Monday, March 20, 2023

Linux Kernel continued...

 

Interprocess communications aka IPC occurs with the help of signals and pipes. Linux also supports System V IPC mechanisms. Signals notify events to one or more processes and can be used as a primitive way of communication and synchronization between user processes. Signals can also be used for job control.  Processes can choose to ignore most of the signals except for the well-known SIGSTOP and SIGKILL. The first causes a process to halt its execution. The second causes a process to exit. Defaults actions are associated with signals that the kernel completes. Signals are not delivered to the process until it enters running state from ready state. When a process exits a system call, the signals are then delivered. Linux is POSIX compatible so the process can specify which signals are blocked when a particular signal handling routine is called.

A pipe is a unidirectional, ordered and unstructured stream of data. Writers add data at one end and readers get it from the other end. An example is the command “ls | less” which paginates the results of the directory listing.

UNIX System V introduced IPC mechanisms in 1983 which included message queues, semaphores, and shared memory. The mechanisms all share common authentication methods and Linux supports all three. Processes access these resources by passing a unique resource identifier to the kernel via system calls.

Message queues allow one or more processes to write messages, which will be read by one or more processes. They are more versatile than pipes because the unit is a message rather than an unformatted stream of bytes and messages can be prioritized based on a type association.

Semaphores are objects that support atomic operations such as set and test. They are counters for controlled access to shared resources by multiple processes. Semaphores are most often used as locking mechanisms but must be used carefully to avoid deadlocking such as when a thread holds on to a lock and never releases it.

Shared memory is a way to communicate when that memory appears in the virtual address spaces of the participating processes. Each process that wishes to share the memory must attach to virtual memory via a system call and similarly must detach from the memory when it no longer needs the memory.
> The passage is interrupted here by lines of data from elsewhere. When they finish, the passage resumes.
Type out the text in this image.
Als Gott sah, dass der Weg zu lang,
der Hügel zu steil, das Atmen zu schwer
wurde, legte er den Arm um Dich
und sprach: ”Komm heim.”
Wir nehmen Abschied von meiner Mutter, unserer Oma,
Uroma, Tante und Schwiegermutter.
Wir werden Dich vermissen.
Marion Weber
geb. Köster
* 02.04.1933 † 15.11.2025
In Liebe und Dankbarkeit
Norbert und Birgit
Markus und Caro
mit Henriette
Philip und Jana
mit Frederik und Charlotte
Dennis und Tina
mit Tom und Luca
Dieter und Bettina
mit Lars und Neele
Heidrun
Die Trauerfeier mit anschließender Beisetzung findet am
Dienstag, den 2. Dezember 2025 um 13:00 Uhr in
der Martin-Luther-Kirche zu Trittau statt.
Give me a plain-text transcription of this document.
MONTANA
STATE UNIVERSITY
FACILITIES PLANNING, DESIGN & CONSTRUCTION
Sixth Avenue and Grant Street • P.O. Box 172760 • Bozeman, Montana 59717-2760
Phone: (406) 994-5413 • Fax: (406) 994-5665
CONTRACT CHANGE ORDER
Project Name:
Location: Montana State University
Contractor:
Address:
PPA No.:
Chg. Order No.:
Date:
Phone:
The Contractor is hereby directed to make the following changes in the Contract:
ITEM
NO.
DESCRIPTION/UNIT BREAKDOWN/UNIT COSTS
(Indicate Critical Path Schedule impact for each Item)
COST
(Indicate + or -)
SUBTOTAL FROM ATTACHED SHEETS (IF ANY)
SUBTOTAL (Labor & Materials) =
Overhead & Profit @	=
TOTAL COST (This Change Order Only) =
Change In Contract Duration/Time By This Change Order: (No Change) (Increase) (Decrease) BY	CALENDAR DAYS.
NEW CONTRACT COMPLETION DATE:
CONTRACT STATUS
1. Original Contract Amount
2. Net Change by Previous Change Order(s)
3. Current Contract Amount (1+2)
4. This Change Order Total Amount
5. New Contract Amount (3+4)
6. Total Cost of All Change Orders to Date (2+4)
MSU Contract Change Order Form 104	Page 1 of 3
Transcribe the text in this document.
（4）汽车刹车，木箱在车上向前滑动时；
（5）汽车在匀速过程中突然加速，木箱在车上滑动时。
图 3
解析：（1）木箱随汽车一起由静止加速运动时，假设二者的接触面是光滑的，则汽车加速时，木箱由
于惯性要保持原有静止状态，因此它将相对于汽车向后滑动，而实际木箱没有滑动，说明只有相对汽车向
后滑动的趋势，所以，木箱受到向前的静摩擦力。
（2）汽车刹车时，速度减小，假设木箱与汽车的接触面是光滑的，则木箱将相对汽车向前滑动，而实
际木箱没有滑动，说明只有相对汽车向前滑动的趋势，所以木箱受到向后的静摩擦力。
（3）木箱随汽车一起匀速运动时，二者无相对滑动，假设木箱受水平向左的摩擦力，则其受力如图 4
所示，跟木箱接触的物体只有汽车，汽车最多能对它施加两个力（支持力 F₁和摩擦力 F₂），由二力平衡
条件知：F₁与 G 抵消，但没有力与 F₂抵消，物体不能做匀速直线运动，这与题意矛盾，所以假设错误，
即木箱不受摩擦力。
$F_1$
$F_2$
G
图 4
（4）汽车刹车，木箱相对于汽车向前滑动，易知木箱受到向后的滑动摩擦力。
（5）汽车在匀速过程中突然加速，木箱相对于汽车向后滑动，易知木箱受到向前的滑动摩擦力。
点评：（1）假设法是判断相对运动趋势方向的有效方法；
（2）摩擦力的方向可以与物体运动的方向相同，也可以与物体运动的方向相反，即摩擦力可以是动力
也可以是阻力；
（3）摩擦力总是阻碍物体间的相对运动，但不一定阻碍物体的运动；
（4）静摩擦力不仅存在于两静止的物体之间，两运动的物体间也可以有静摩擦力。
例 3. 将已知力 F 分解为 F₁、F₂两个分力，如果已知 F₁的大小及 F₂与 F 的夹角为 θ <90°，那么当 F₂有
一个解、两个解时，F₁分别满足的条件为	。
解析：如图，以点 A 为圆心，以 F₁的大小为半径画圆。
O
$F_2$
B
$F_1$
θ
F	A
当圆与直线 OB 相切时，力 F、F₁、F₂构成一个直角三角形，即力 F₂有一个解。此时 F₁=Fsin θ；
Linux has a symmetrical multiprocessing model. A multiprocessing system consists of a number of processors communicating via a bus or a network. There are two types of multiprocessing systems: loosely coupled or tightly coupled. Loosely coupled systems consists of processors that operate standalone. Each processor has its own bus, memory, and I/O subsystem, and communicates with other processes through the network medium. Tightly coupled systems consists of processors that share memory, bus, devices and sometimes cache. These can be symmetric and asymmetric. Asymmetric systems have a single master processor that controls the others. Symmetric systems are subdivided into further classes consisting of dedicated and shared cache systems.

Ideally, an SMP System with n processors would perform n times better than a uniprocessor system but in reality, no SMP is 100% scalable.
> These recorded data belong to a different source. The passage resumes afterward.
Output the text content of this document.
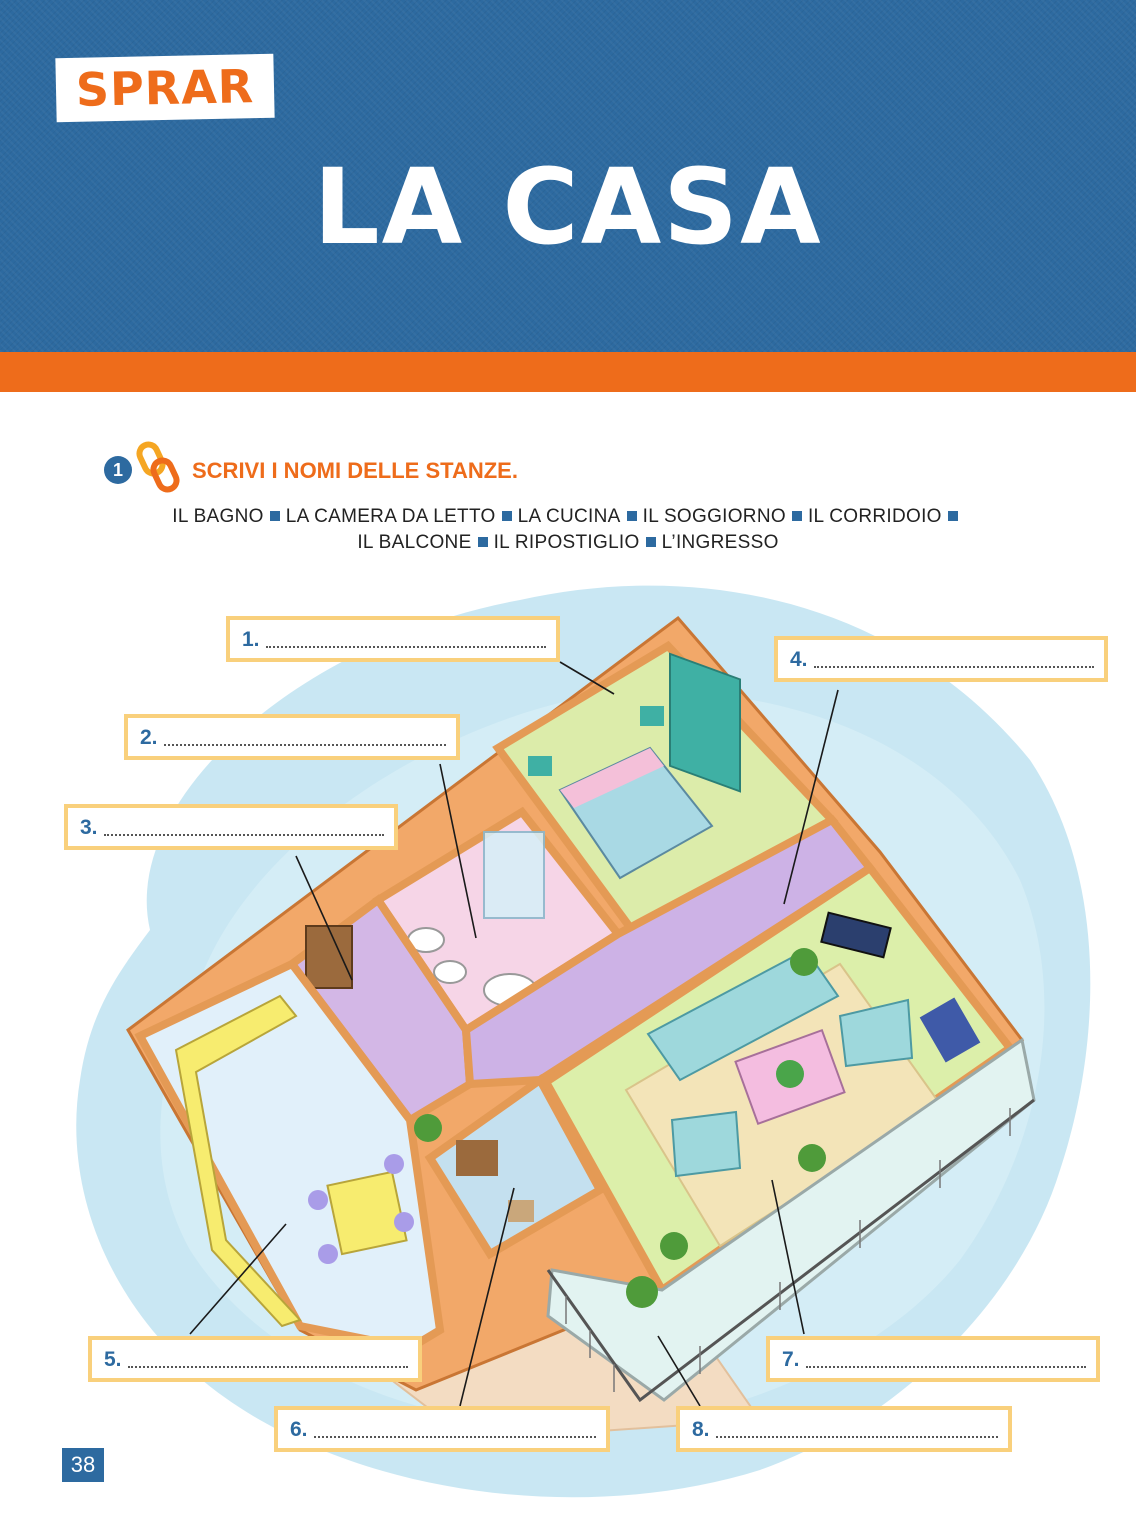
SPRAR
LA CASA
1	SCRIVI I NOMI DELLE STANZE.
IL BAGNO LA CAMERA DA LETTO LA CUCINA IL SOGGIORNO IL CORRIDOIO
IL BALCONE IL RIPOSTIGLIO L’INGRESSO
1.
4.
2.
3.
5.	7.
6.	8.
38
SMP systems use locks where multiple processors execute multiple threads at the same time. Locking must be limited to the smallest time possible. Another common technique is to use finer grain locking so that instead of locking a table, only a few rows are locked at a time. Linux 2.6 removes most of the global locks and locking primitives are optimized for low overheads.
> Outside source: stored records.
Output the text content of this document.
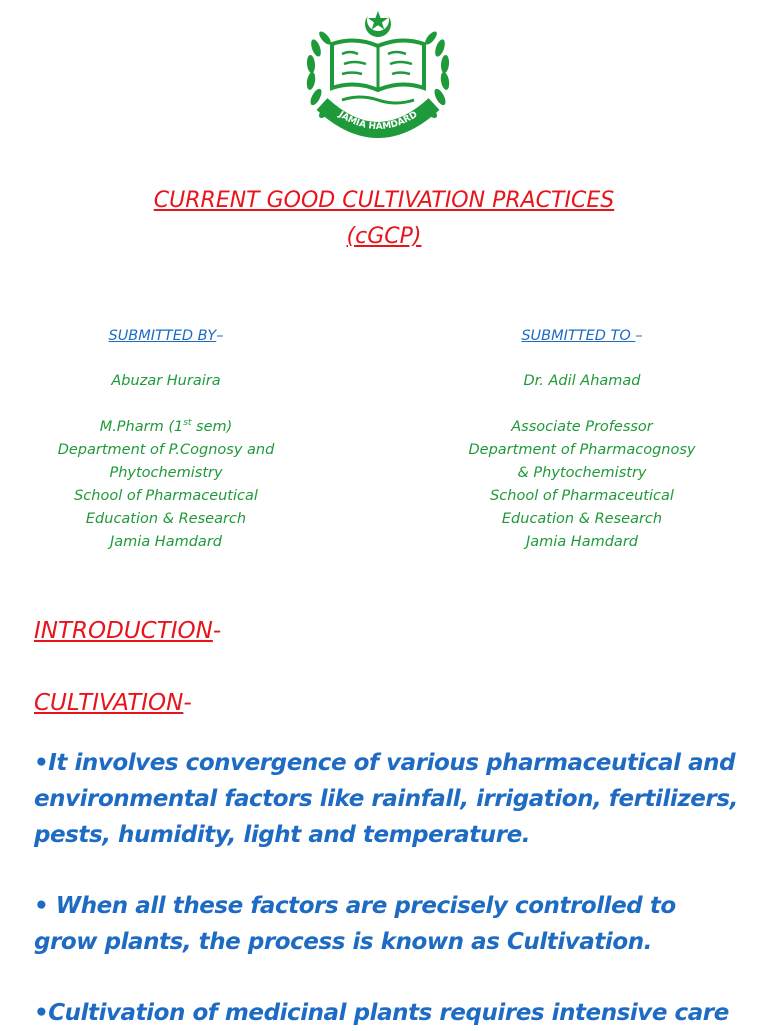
JAMIA HAMDARD
CURRENT GOOD CULTIVATION PRACTICES
(cGCP)
SUBMITTED BY–
Abuzar Huraira
M.Pharm (1st sem)
Department of P.Cognosy and
Phytochemistry
School of Pharmaceutical
Education & Research
Jamia Hamdard
SUBMITTED TO –
Dr. Adil Ahamad
Associate Professor
Department of Pharmacognosy
& Phytochemistry
School of Pharmaceutical
Education & Research
Jamia Hamdard
INTRODUCTION-
CULTIVATION-
•It involves convergence of various pharmaceutical and environmental factors like rainfall, irrigation, fertilizers, pests, humidity, light and temperature.
• When all these factors are precisely controlled to grow plants, the process is known as Cultivation.
•Cultivation of medicinal plants requires intensive care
Multiprocessors demonstrate cache coherency problem because each processor has an individual cache, and multiple copies of certain data exist in the system which can get out of sync.

Processor affinity improves system performance because the data and the resources accessed by the code will stay local to the processor’s cache due to warmth. Affinity helps to use these rather than fetch repeatedly. Use of processor affinity is accentuated in Non-uniform Memory Access architectures where some resources can be closer to a processor than others.